Read More: What is TensorFlow and how Keras work with TensorFlow to create Neural Networks?
Loading the Flower Dataset
First, we need to download and load the flower dataset. TensorFlow's get_file method downloads the dataset, and image_dataset_from_directory creates a dataset from the directory structure.
import tensorflow as tf
import pathlib
# Download the flower dataset
dataset_url = "https://storage.googleapis.com/download.tensorflow.org/example_images/flower_photos.tgz"
data_dir = tf.keras.utils.get_file('flower_photos', origin=dataset_url, untar=True)
data_dir = pathlib.Path(data_dir)
print("Dataset downloaded and extracted successfully")
print(f"Dataset location: {data_dir}")
Dataset downloaded and extracted successfully Dataset location: /root/.keras/datasets/flower_photos
Setting Up Dataset Parameters
We define the parameters for loading and preprocessing the images. These parameters control batch size, image dimensions, and data splitting ?
import tensorflow as tf
import pathlib
# Download dataset
dataset_url = "https://storage.googleapis.com/download.tensorflow.org/example_images/flower_photos.tgz"
data_dir = tf.keras.utils.get_file('flower_photos', origin=dataset_url, untar=True)
data_dir = pathlib.Path(data_dir)
print("Loading parameters for the loader")
batch_size = 32
img_height = 180
img_width = 180
print("Preprocessing the image dataset using Keras")
print("Splitting dataset into training and validation set")
train_ds = tf.keras.preprocessing.image_dataset_from_directory(
data_dir,
validation_split=0.2,
subset="training",
seed=123,
image_size=(img_height, img_width),
batch_size=batch_size)
val_ds = tf.keras.preprocessing.image_dataset_from_directory(
data_dir,
validation_split=0.2,
subset="validation",
seed=123,
image_size=(img_height, img_width),
batch_size=batch_size)
print("Printing the class names present in sub-directories")

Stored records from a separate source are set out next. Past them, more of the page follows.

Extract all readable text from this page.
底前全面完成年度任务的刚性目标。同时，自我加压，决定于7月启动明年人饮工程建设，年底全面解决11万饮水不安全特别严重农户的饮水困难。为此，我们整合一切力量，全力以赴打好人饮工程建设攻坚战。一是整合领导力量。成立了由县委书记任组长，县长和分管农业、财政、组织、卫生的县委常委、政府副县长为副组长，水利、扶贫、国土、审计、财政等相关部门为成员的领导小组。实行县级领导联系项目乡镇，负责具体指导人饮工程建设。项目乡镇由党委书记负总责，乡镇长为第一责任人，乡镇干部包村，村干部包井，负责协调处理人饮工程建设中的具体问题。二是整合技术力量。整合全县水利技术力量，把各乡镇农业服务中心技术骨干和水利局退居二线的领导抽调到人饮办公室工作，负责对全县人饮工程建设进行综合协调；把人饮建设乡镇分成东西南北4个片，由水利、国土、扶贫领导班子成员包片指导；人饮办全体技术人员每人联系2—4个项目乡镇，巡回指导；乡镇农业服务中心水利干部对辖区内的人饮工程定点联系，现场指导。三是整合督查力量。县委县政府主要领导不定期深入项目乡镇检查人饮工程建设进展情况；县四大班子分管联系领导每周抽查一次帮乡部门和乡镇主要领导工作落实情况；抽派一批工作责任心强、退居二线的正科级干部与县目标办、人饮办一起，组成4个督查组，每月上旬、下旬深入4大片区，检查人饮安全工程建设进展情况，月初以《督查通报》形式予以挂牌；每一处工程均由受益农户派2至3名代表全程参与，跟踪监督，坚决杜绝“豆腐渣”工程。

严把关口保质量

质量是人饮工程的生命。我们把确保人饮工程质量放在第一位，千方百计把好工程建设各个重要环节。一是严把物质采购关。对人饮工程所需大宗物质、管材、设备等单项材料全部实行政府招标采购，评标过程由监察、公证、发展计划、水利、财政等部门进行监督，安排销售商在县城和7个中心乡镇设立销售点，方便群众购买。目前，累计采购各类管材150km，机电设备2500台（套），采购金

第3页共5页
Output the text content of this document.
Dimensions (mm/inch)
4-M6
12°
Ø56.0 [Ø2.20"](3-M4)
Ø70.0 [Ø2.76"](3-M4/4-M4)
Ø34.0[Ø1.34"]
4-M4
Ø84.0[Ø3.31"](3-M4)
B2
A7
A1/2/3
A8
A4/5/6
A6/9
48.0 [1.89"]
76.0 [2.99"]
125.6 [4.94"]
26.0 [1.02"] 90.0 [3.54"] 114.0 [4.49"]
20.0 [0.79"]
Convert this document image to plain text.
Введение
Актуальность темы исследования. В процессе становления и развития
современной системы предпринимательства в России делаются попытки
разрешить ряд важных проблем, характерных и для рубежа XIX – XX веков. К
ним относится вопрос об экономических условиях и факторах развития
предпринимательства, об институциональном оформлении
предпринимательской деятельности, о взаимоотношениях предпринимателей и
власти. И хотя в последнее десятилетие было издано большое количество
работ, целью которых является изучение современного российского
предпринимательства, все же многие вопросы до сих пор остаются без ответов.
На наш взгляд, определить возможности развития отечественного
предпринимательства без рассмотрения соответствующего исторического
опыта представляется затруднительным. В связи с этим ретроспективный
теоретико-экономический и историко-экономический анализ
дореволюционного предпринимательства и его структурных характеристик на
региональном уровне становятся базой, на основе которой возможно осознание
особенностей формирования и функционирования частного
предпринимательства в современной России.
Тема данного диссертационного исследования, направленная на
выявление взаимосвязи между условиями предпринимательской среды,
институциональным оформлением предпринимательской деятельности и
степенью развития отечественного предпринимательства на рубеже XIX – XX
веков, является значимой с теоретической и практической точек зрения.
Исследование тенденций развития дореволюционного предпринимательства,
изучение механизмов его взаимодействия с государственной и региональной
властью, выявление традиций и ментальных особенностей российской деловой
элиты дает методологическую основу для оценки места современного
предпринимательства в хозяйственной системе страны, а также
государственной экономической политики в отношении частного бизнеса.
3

class_names = train_ds.class_names
print(class_names)
Loading parameters for the loader Preprocessing the image dataset using Keras Splitting dataset into training and validation set Found 3670 files belonging to 5 classes. Using 2936 files for training. Found 3670 files belonging to 5 classes. Using 734 files for validation. Printing the class names present in sub-directories ['daisy', 'dandelion', 'roses', 'sunflowers', 'tulips']
Understanding the Dataset Structure
The flower dataset is automatically organized with 80% images for training and 20% for validation. Each class represents a different type of flower, making it ideal for multi-class classification tasks.
Key Parameters
- batch_size: Number of images processed together (32 images per batch)
- img_height, img_width: Standardized image dimensions (180x180 pixels)
- validation_split: Percentage of data reserved for validation (20%)
- seed: Random seed for reproducible results
Dataset Summary
| Component | Count | Purpose |
|---|---|---|
| Total Images | 3,670 | Complete dataset |
| Training Images | 2,936 | Model training |
| Validation Images | 734 | Model evaluation |
| Classes | 5 | Flower categories |
Conclusion
TensorFlow's image_dataset_from_directory function simplifies loading and preprocessing image datasets. The flower dataset provides a well-structured foundation for image classification projects with 5 distinct flower classes and automatic train-validation splitting.